Information available also indicates that Ghana imports about 200,000 tonnes of maize annually to augment the 3.2 million tonnes of local maize production yearly.

Data suggests that there has been a tremendous increase in the export of soya beans from Ghana, resulting in competition among exporters, while creating shortages of the commodity, which is used by the livestock and the poultry industries.
The shortage also leads to price hikes, which eventually make it expensive for local processing.

The production of soya bean, which is currently being subsidised by the government under the Planting for Food and Jobs initiative, is to ensure its availability for processing and use as animal feed by the domestic industry at a cheaper cost to boost local livestock and poultry production.

GAWU’s position

The General Secretary of the General Agricultural Workers Union (GAWU) of the Trades Union Congress (TUC), Edward Kareweh, said although the directive on export restriction was a good policy, it was rather short-term to avert future food crisis.

He stated that the development would be a vindication of its position that the country did not have enough food for its citizens this year.

“It is also a vindication of our point that given the challenges in the sector last year, including shortages and the smuggling of fertiliser, coupled with rains that destroyed most of the crops, our agricultural productivity will suffer,” Mr. Kareweh said.
He stressed that if the government did not put in place solid long-term measures to address challenges in the agricultural sector, the country would face a food shortage in 2023 that would escalate prices in the market.

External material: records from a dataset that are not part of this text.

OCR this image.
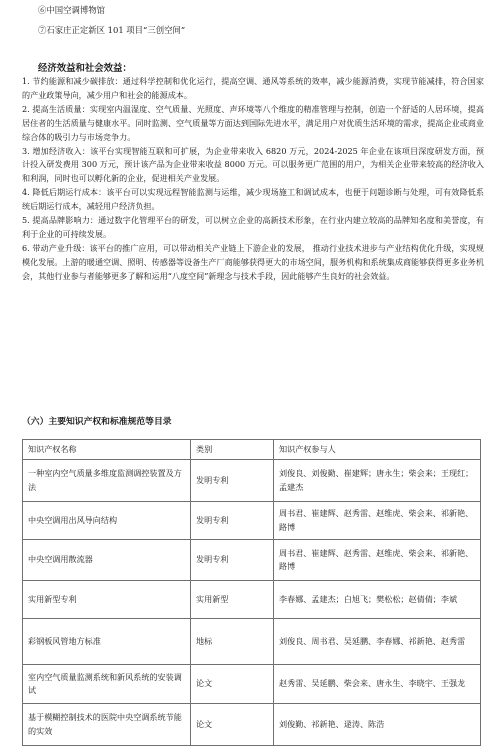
⑥中国空调博物馆
⑦石家庄正定新区 101 项目“三创空间”
经济效益和社会效益：

1. 节约能源和减少碳排放：通过科学控制和优化运行，提高空调、通风等系统的效率，减少能源消费，实现节能减排，符合国家的产业政策导向，减少用户和社会的能源成本。

2. 提高生活质量：实现室内温湿度、空气质量、光照度、声环境等八个维度的精准管理与控制，创造一个舒适的人居环境，提高居住者的生活质量与健康水平。同时监测、空气质量等方面达到国际先进水平，满足用户对优质生活环境的需求，提高企业或商业综合体的吸引力与市场竞争力。

3. 增加经济收入：该平台实现智能互联和可扩展，为企业带来收入 6820 万元，2024-2025 年企业在该项目深度研发方面，预计投入研发费用 300 万元，预计该产品为企业带来收益 8000 万元。可以服务更广范围的用户，为相关企业带来较高的经济收入和利润，同时也可以孵化新的企业，促进相关产业发展。

4. 降低后期运行成本：该平台可以实现远程智能监测与运维，减少现场施工和调试成本，也便于问题诊断与处理，可有效降低系统后期运行成本，减轻用户经济负担。

5. 提高品牌影响力：通过数字化管理平台的研发，可以树立企业的高新技术形象，在行业内建立较高的品牌知名度和美誉度，有利于企业的可持续发展。

6. 带动产业升级：该平台的推广应用，可以带动相关产业链上下游企业的发展， 推动行业技术进步与产业结构优化升级，实现规模化发展。上游的暖通空调、照明、传感器等设备生产厂商能够获得更大的市场空间，服务机构和系统集成商能够获得更多业务机会，其他行业参与者能够更多了解和运用“八度空间”新理念与技术手段，因此能够产生良好的社会效益。

（六）主要知识产权和标准规范等目录
知识产权名称	类别	知识产权参与人
一种室内空气质量多维度监测调控装置及方法	发明专利	刘俊良、刘俊勤、崔建辉；唐永生；柴会来；王现红；孟建杰
中央空调用出风导向结构	发明专利	周书君、崔建辉、赵秀雷、赵维虎、柴会来、祁新艳、路博
中央空调用散流器	发明专利	周书君、崔建辉、赵秀雷、赵维虎、柴会来、祁新艳、路博
实用新型专利	实用新型	李春娜、孟建杰；白旭飞；樊松松；赵倩倩；李斌
彩钢板风管地方标准	地标	刘俊良、周书君、吴延鹏、李春娜、祁新艳、赵秀雷
室内空气质量监测系统和新风系统的安装调试	论文	赵秀雷、吴延鹏、柴会来、唐永生、李晓宇、王强龙
基于模糊控制技术的医院中央空调系统节能的实效	论文	刘俊勤、祁新艳、逯涛、陈浩
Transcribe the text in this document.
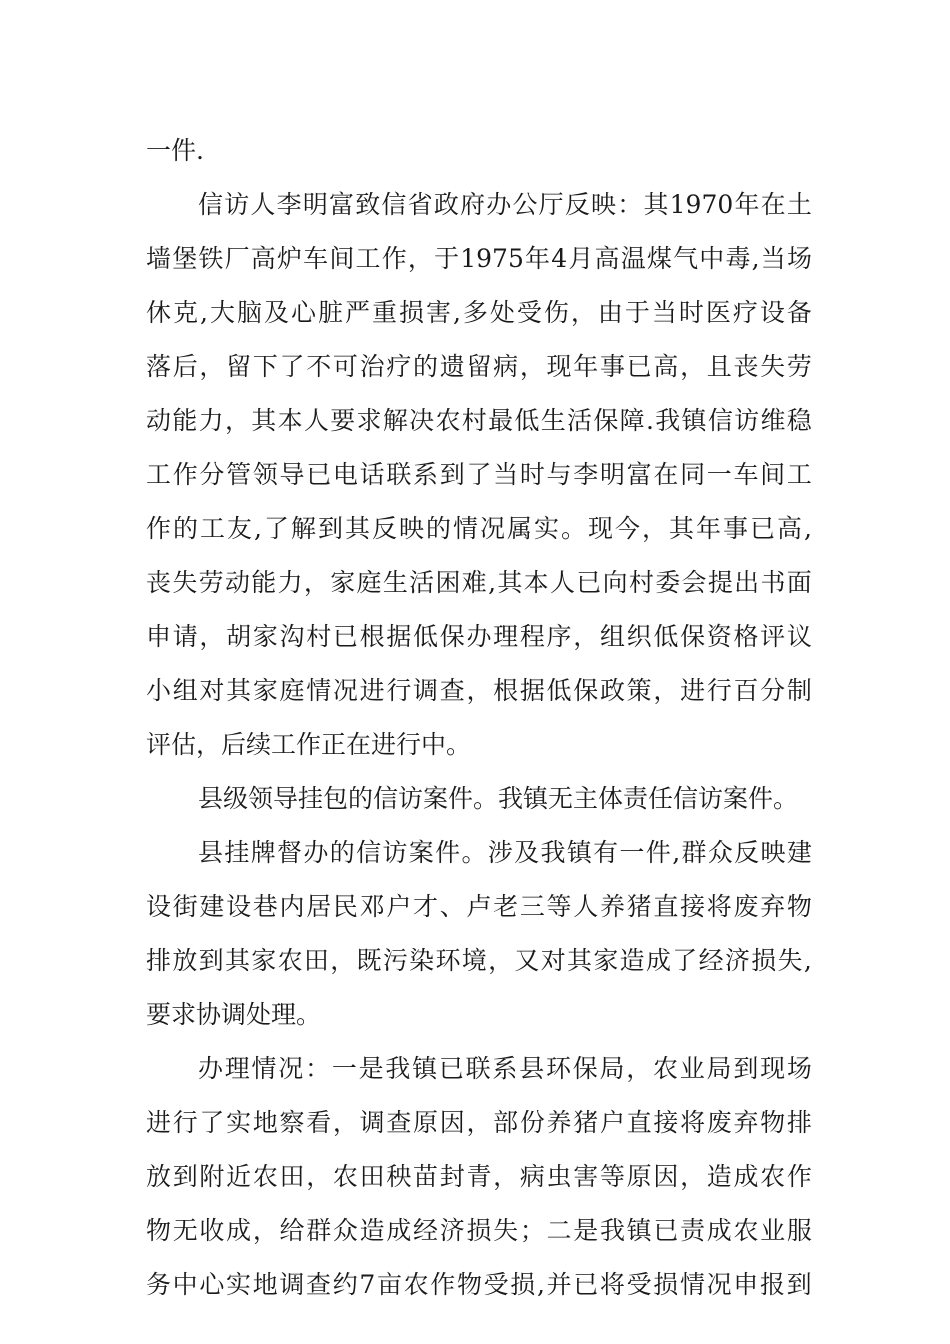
一件.
信 访 人 李 明 富 致 信 省 政 府 办 公 厅 反 映 ： 其 1970 年 在 土
墙 堡 铁 厂 高 炉 车 间 工 作 ， 于 1975 年 4 月 高 温 煤 气 中 毒 , 当 场
休 克 , 大 脑 及 心 脏 严 重 损 害 , 多 处 受 伤 ， 由 于 当 时 医 疗 设 备
落 后 ， 留 下 了 不 可 治 疗 的 遗 留 病 ， 现 年 事 已 高 ， 且 丧 失 劳
动 能 力 ， 其 本 人 要 求 解 决 农 村 最 低 生 活 保 障 . 我 镇 信 访 维 稳
工 作 分 管 领 导 已 电 话 联 系 到 了 当 时 与 李 明 富 在 同 一 车 间 工
作 的 工 友 , 了 解 到 其 反 映 的 情 况 属 实 。 现 今 ， 其 年 事 已 高 ,
丧 失 劳 动 能 力 ， 家 庭 生 活 困 难 , 其 本 人 已 向 村 委 会 提 出 书 面
申 请 ， 胡 家 沟 村 已 根 据 低 保 办 理 程 序 ， 组 织 低 保 资 格 评 议
小 组 对 其 家 庭 情 况 进 行 调 查 ， 根 据 低 保 政 策 ， 进 行 百 分 制
评估，后续工作正在进行中。
县级领导挂包的信访案件。我镇无主体责任信访案件。
县 挂 牌 督 办 的 信 访 案 件 。 涉 及 我 镇 有 一 件 , 群 众 反 映 建
设 街 建 设 巷 内 居 民 邓 户 才 、 卢 老 三 等 人 养 猪 直 接 将 废 弃 物
排 放 到 其 家 农 田 ， 既 污 染 环 境 ， 又 对 其 家 造 成 了 经 济 损 失 ,
要求协调处理。
办 理 情 况 ： 一 是 我 镇 已 联 系 县 环 保 局 ， 农 业 局 到 现 场
进 行 了 实 地 察 看 ， 调 查 原 因 ， 部 份 养 猪 户 直 接 将 废 弃 物 排
放 到 附 近 农 田 ， 农 田 秧 苗 封 青 ， 病 虫 害 等 原 因 ， 造 成 农 作
物 无 收 成 ， 给 群 众 造 成 经 济 损 失 ； 二 是 我 镇 已 责 成 农 业 服
务 中 心 实 地 调 查 约 7 亩 农 作 物 受 损 , 并 已 将 受 损 情 况 申 报 到
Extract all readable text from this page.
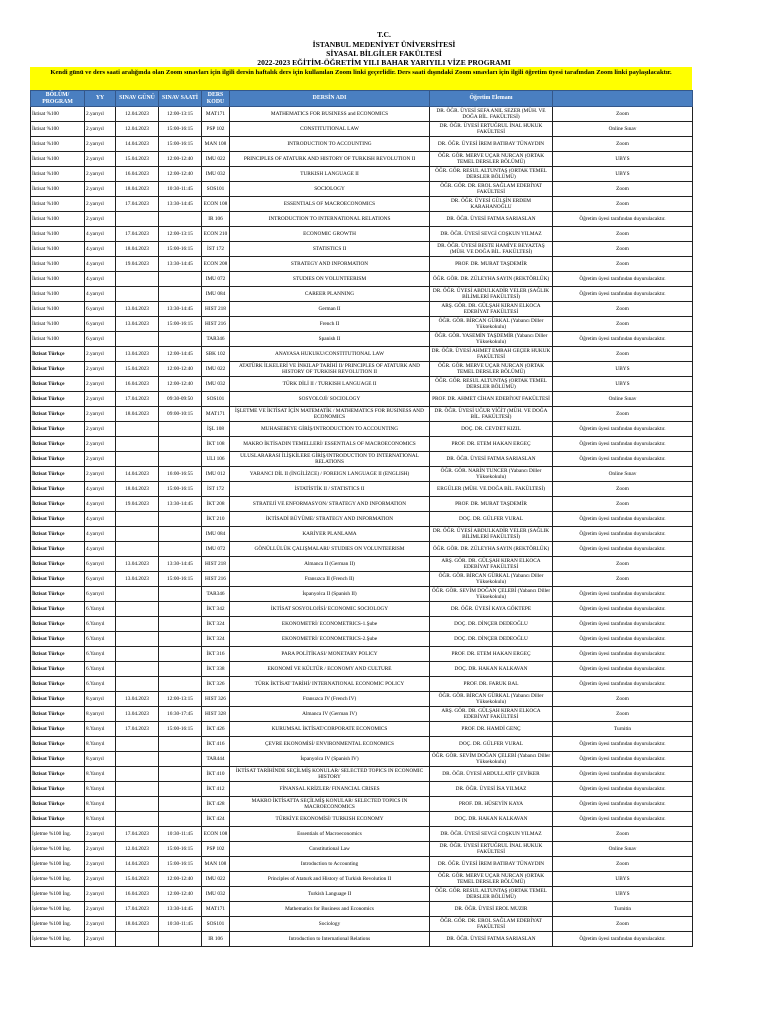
T.C.
İSTANBUL MEDENİYET ÜNİVERSİTESİ
SİYASAL BİLGİLER FAKÜLTESİ
2022-2023 EĞİTİM-ÖĞRETİM YILI BAHAR YARIYILI VİZE PROGRAMI
Kendi günü ve ders saati aralığında olan Zoom sınavları için ilgili dersin haftalık ders için kullanılan Zoom linki geçerlidir. Ders saati dışındaki Zoom sınavları için ilgili öğretim üyesi tarafından Zoom linki paylaşılacaktır.
BÖLÜM/ PROGRAM	YY	SINAV GÜNÜ	SINAV SAATİ	DERS KODU	DERSİN ADI	Öğretim Elemanı	
İktisat %100	2.yarıyıl	12.04.2023	12:00-13:15	MAT171	MATHEMATICS FOR BUSINESS and ECONOMICS	DR. ÖĞR. ÜYESİ SEFA ANIL SEZER (MÜH. VE DOĞA BİL. FAKÜLTESİ)	Zoom
İktisat %100	2.yarıyıl	12.04.2023	15:00-16:15	PSP 102	CONSTITUTIONAL LAW	DR. ÖĞR. ÜYESİ ERTUĞRUL İNAL HUKUK FAKÜLTESİ	Online Sınav
İktisat %100	2.yarıyıl	14.04.2023	15:00-16:15	MAN 108	INTRODUCTION TO ACCOUNTING	DR. ÖĞR. ÜYESİ İREM BATIBAY TÜNAYDIN	Zoom
İktisat %100	2.yarıyıl	15.04.2023	12:00-12:40	IMU 022	PRINCIPLES OF ATATURK AND HISTORY OF TURKISH REVOLUTION II	ÖĞR. GÖR. MERVE UÇAR NURCAN (ORTAK TEMEL DERSLER BÖLÜMÜ)	UBYS
İktisat %100	2.yarıyıl	16.04.2023	12:00-12:40	IMU 032	TURKISH LANGUAGE II	ÖĞR. GÖR. RESUL ALTUNTAŞ (ORTAK TEMEL DERSLER BÖLÜMÜ)	UBYS
İktisat %100	2.yarıyıl	18.04.2023	10:30-11:45	SOS101	SOCIOLOGY	ÖĞR. GÖR. DR. EROL SAĞLAM EDEBİYAT FAKÜLTESİ	Zoom
İktisat %100	2.yarıyıl	17.04.2023	13:30-14:45	ECON 108	ESSENTIALS OF MACROECONOMICS	DR. ÖĞR. ÜYESİ GÜLŞİN ERDEM KARAHANOĞLU	Zoom
İktisat %100	2.yarıyıl			IR 106	INTRODUCTION TO INTERNATIONAL RELATIONS	DR. ÖĞR. ÜYESİ FATMA SARIASLAN	Öğretim üyesi tarafından duyurulacaktır.
İktisat %100	4.yarıyıl	17.04.2023	12:00-13:15	ECON 210	ECONOMIC GROWTH	DR. ÖĞR. ÜYESİ SEVGİ COŞKUN YILMAZ	Zoom
İktisat %100	4.yarıyıl	18.04.2023	15:00-16:15	İST 172	STATISTICS II	DR. ÖĞR. ÜYESİ BESTE HAMİYE BEYAZTAŞ (MÜH. VE DOĞA BİL. FAKÜLTESİ)	Zoom
İktisat %100	4.yarıyıl	19.04.2023	13:30-14:45	ECON 208	STRATEGY AND INFORMATION	PROF. DR. MURAT TAŞDEMİR	Zoom
İktisat %100	4.yarıyıl			IMU 072	STUDIES ON VOLUNTEERISM	ÖĞR. GÖR. DR. ZÜLEYHA SAYIN (REKTÖRLÜK)	Öğretim üyesi tarafından duyurulacaktır.
İktisat %100	4.yarıyıl			IMU 084	CAREER PLANNING	DR. ÖĞR. ÜYESİ ABDULKADİR YELER (SAĞLIK BİLİMLERİ FAKÜLTESİ)	Öğretim üyesi tarafından duyurulacaktır.
İktisat %100	6.yarıyıl	13.04.2023	13:30-14:45	HIST 218	German II	ARŞ. GÖR. DR. GÜLŞAH KIRAN ELKOCA EDEBİYAT FAKÜLTESİ	Zoom
İktisat %100	6.yarıyıl	13.04.2023	15:00-16:15	HIST 216	French II	ÖĞR. GÖR. BİRCAN GÜRKAL (Yabancı Diller Yüksekokulu)	Zoom
İktisat %100	6.yarıyıl			TAR346	Spanish II	ÖĞR. GÖR. YASEMİN TAŞDEMİR (Yabancı Diller Yüksekokulu)	Öğretim üyesi tarafından duyurulacaktır.
İktisat Türkçe	2.yarıyıl	13.04.2023	12:00-14:45	SBK 102	ANAYASA HUKUKU/CONSTITUTIONAL LAW	DR. ÖĞR. ÜYESİ AHMET EMRAH GEÇER HUKUK FAKÜLTESİ	Zoom
İktisat Türkçe	2.yarıyıl	15.04.2023	12:00-12:40	IMU 022	ATATÜRK İLKELERİ VE İNKILAP TARİHİ II/ PRINCIPLES OF ATATURK AND HISTORY OF TURKISH REVOLUTION II	ÖĞR. GÖR. MERVE UÇAR NURCAN (ORTAK TEMEL DERSLER BÖLÜMÜ)	UBYS
İktisat Türkçe	2.yarıyıl	16.04.2023	12:00-12:40	IMU 032	TÜRK DİLİ II / TURKISH LANGUAGE II	ÖĞR. GÖR. RESUL ALTUNTAŞ (ORTAK TEMEL DERSLER BÖLÜMÜ)	UBYS
İktisat Türkçe	2.yarıyıl	17.04.2023	09:30-09:50	SOS101	SOSYOLOJİ/ SOCIOLOGY	PROF. DR. AHMET CİHAN EDEBİYAT FAKÜLTESİ	Online Sınav
İktisat Türkçe	2.yarıyıl	18.04.2023	09:00-10:15	MAT171	İŞLETME VE İKTİSAT İÇİN MATEMATİK / MATHEMATICS FOR BUSINESS AND ECONOMICS	DR. ÖĞR. ÜYESİ UĞUR YİĞİT (MÜH. VE DOĞA BİL. FAKÜLTESİ)	Zoom
İktisat Türkçe	2.yarıyıl			İŞL 108	MUHASEBEYE GİRİŞ/INTRODUCTION TO ACCOUNTING	DOÇ. DR. CEVDET KIZIL	Öğretim üyesi tarafından duyurulacaktır.
İktisat Türkçe	2.yarıyıl			İKT 108	MAKRO İKTİSADIN TEMELLERİ/ ESSENTIALS OF MACROECONOMICS	PROF. DR. ETEM HAKAN ERGEÇ	Öğretim üyesi tarafından duyurulacaktır.
İktisat Türkçe	2.yarıyıl			ULI 106	ULUSLARARASI İLİŞKİLERE GİRİŞ/INTRODUCTION TO INTERNATIONAL RELATIONS	DR. ÖĞR. ÜYESİ FATMA SARIASLAN	Öğretim üyesi tarafından duyurulacaktır.
İktisat Türkçe	2.yarıyıl	14.04.2023	16:00-16:55	IMU 012	YABANCI DİL II (İNGİLİZCE) / FOREIGN LANGUAGE II (ENGLISH)	ÖĞR. GÖR. NARİN TUNCER (Yabancı Diller Yüksekokulu)	Online Sınav
İktisat Türkçe	4.yarıyıl	18.04.2023	15:00-16:15	İST 172	İSTATİSTİK II / STATISTICS II	ERGÜLER (MÜH. VE DOĞA BİL. FAKÜLTESİ)	Zoom
İktisat Türkçe	4.yarıyıl	19.04.2023	13:30-14:45	İKT 208	STRATEJİ VE ENFORMASYON/ STRATEGY AND INFORMATION	PROF. DR. MURAT TAŞDEMİR	Zoom
İktisat Türkçe	4.yarıyıl			İKT 210	İKTİSADİ BÜYÜME/ STRATEGY AND INFORMATION	DOÇ. DR. GÜLFER VURAL	Öğretim üyesi tarafından duyurulacaktır.
İktisat Türkçe	4.yarıyıl			IMU 084	KARİYER PLANLAMA	DR. ÖĞR. ÜYESİ ABDULKADİR YELER (SAĞLIK BİLİMLERİ FAKÜLTESİ)	Öğretim üyesi tarafından duyurulacaktır.
İktisat Türkçe	4.yarıyıl			IMU 072	GÖNÜLLÜLÜK ÇALIŞMALARI/ STUDIES ON VOLUNTEERISM	ÖĞR. GÖR. DR. ZÜLEYHA SAYIN (REKTÖRLÜK)	Öğretim üyesi tarafından duyurulacaktır.
İktisat Türkçe	6.yarıyıl	13.04.2023	13:30-14:45	HIST 218	Almanca II (German II)	ARŞ. GÖR. DR. GÜLŞAH KIRAN ELKOCA EDEBİYAT FAKÜLTESİ	Zoom
İktisat Türkçe	6.yarıyıl	13.04.2023	15:00-16:15	HIST 216	Fransızca II (French II)	ÖĞR. GÖR. BİRCAN GÜRKAL (Yabancı Diller Yüksekokulu)	Zoom
İktisat Türkçe	6.yarıyıl			TAR346	İspanyolca II (Spanish II)	ÖĞR. GÖR. SEVİM DOĞAN ÇELEBİ (Yabancı Diller Yüksekokulu)	Öğretim üyesi tarafından duyurulacaktır.
İktisat Türkçe	6.Yarıyıl			İKT 342	İKTİSAT SOSYOLOJİSİ/ ECONOMIC SOCIOLOGY	DR. ÖĞR. ÜYESİ KAYA GÖKTEPE	Öğretim üyesi tarafından duyurulacaktır.
İktisat Türkçe	6.Yarıyıl			İKT 324	EKONOMETRİ/ ECONOMETRICS-1.Şube	DOÇ. DR. DİNÇER DEDEOĞLU	Öğretim üyesi tarafından duyurulacaktır.
İktisat Türkçe	6.Yarıyıl			İKT 324	EKONOMETRİ/ ECONOMETRICS-2.Şube	DOÇ. DR. DİNÇER DEDEOĞLU	Öğretim üyesi tarafından duyurulacaktır.
İktisat Türkçe	6.Yarıyıl			İKT 316	PARA POLİTİKASI/ MONETARY POLICY	PROF. DR. ETEM HAKAN ERGEÇ	Öğretim üyesi tarafından duyurulacaktır.
İktisat Türkçe	6.Yarıyıl			İKT 338	EKONOMİ VE KÜLTÜR / ECONOMY AND CULTURE	DOÇ. DR. HAKAN KALKAVAN	Öğretim üyesi tarafından duyurulacaktır.
İktisat Türkçe	6.Yarıyıl			İKT 326	TÜRK İKTİSAT TARİHİ/ INTERNATIONAL ECONOMIC POLICY	PROF. DR. FARUK BAL	Öğretim üyesi tarafından duyurulacaktır.
İktisat Türkçe	8.yarıyıl	13.04.2023	12:00-13:15	HIST 326	Fransızca IV (French IV)	ÖĞR. GÖR. BİRCAN GÜRKAL (Yabancı Diller Yüksekokulu)	Zoom
İktisat Türkçe	8.yarıyıl	13.04.2023	16:30-17:45	HIST 328	Almanca IV (German IV)	ARŞ. GÖR. DR. GÜLŞAH KIRAN ELKOCA EDEBİYAT FAKÜLTESİ	Zoom
İktisat Türkçe	8.Yarıyıl	17.04.2023	15:00-16:15	İKT 426	KURUMSAL İKTİSAT/CORPORATE ECONOMICS	PROF. DR. HAMDİ GENÇ	Turnitin
İktisat Türkçe	8.Yarıyıl			İKT 416	ÇEVRE EKONOMİSİ/ ENVIRONMENTAL ECONOMICS	DOÇ. DR. GÜLFER VURAL	Öğretim üyesi tarafından duyurulacaktır.
İktisat Türkçe	8.yarıyıl			TAR444	İspanyolca IV (Spanish IV)	ÖĞR. GÖR. SEVİM DOĞAN ÇELEBİ (Yabancı Diller Yüksekokulu)	Öğretim üyesi tarafından duyurulacaktır.
İktisat Türkçe	8.Yarıyıl			İKT 410	İKTİSAT TARİHİNDE SEÇİLMİŞ KONULAR/ SELECTED TOPICS IN ECONOMIC HISTORY	DR. ÖĞR. ÜYESİ ABDULLATİF ÇEVİKER	Öğretim üyesi tarafından duyurulacaktır.
İktisat Türkçe	8.Yarıyıl			İKT 412	FİNANSAL KRİZLER/ FINANCIAL CRISES	DR. ÖĞR. ÜYESİ İSA YILMAZ	Öğretim üyesi tarafından duyurulacaktır.
İktisat Türkçe	8.Yarıyıl			İKT 428	MAKRO İKTİSATTA SEÇİLMİŞ KONULAR/ SELECTED TOPICS IN MACROECONOMICS	PROF. DR. HÜSEYİN KAYA	Öğretim üyesi tarafından duyurulacaktır.
İktisat Türkçe	8.Yarıyıl			İKT 424	TÜRKİYE EKONOMİSİ/ TURKISH ECONOMY	DOÇ. DR. HAKAN KALKAVAN	Öğretim üyesi tarafından duyurulacaktır.
İşletme %100 İng.	2.yarıyıl	17.04.2023	10:30-11:45	ECON 108	Essentials of Macroeconomics	DR. ÖĞR. ÜYESİ SEVGİ COŞKUN YILMAZ	Zoom
İşletme %100 İng.	2.yarıyıl	12.04.2023	15:00-16:15	PSP 102	Constitutional Law	DR. ÖĞR. ÜYESİ ERTUĞRUL İNAL HUKUK FAKÜLTESİ	Online Sınav
İşletme %100 İng.	2.yarıyıl	14.04.2023	15:00-16:15	MAN 108	Introduction to Accounting	DR. ÖĞR. ÜYESİ İREM BATIBAY TÜNAYDIN	Zoom
İşletme %100 İng.	2.yarıyıl	15.04.2023	12:00-12:40	IMU 022	Principles of Ataturk and History of Turkish Revolution II	ÖĞR. GÖR. MERVE UÇAR NURCAN (ORTAK TEMEL DERSLER BÖLÜMÜ)	UBYS
İşletme %100 İng.	2.yarıyıl	16.04.2023	12:00-12:40	IMU 032	Turkish Language II	ÖĞR. GÖR. RESUL ALTUNTAŞ (ORTAK TEMEL DERSLER BÖLÜMÜ)	UBYS
İşletme %100 İng.	2.yarıyıl	17.04.2023	13:30-14:45	MAT171	Mathematics for Business and Economics	DR. ÖĞR. ÜYESİ EROL MUZIR	Turnitin
İşletme %100 İng.	2.yarıyıl	18.04.2023	10:30-11:45	SOS101	Sociology	ÖĞR. GÖR. DR. EROL SAĞLAM EDEBİYAT FAKÜLTESİ	Zoom
İşletme %100 İng.	2.yarıyıl			IR 106	Introduction to International Relations	DR. ÖĞR. ÜYESİ FATMA SARIASLAN	Öğretim üyesi tarafından duyurulacaktır.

“For us, we see the export restriction on the selected commodities as a short-term measure to ensure that between May and June, we have enough quantities for the market, but that does not prepare us for 2023.

Long overdue

The Chief Executive Officer (CEO) of the Chamber of Agribusiness Ghana (CAG), Anthony Morrison, said Burkina Faso and other countries in West Africa had already imposed bans on the export of those commodities since last year and that it was long overdue for Ghana to follow suit.

He said market intelligence by the CAG indicated that about 50 percent of the commodities were being held in reserve away from the market by some aggregators so that they would be able to smuggle them out of the country later.
Mr. Morrison, therefore, called for a bipartisan national security committee made up of all relevant stakeholders to help the implementation of policies such as the restriction on the selected commodities.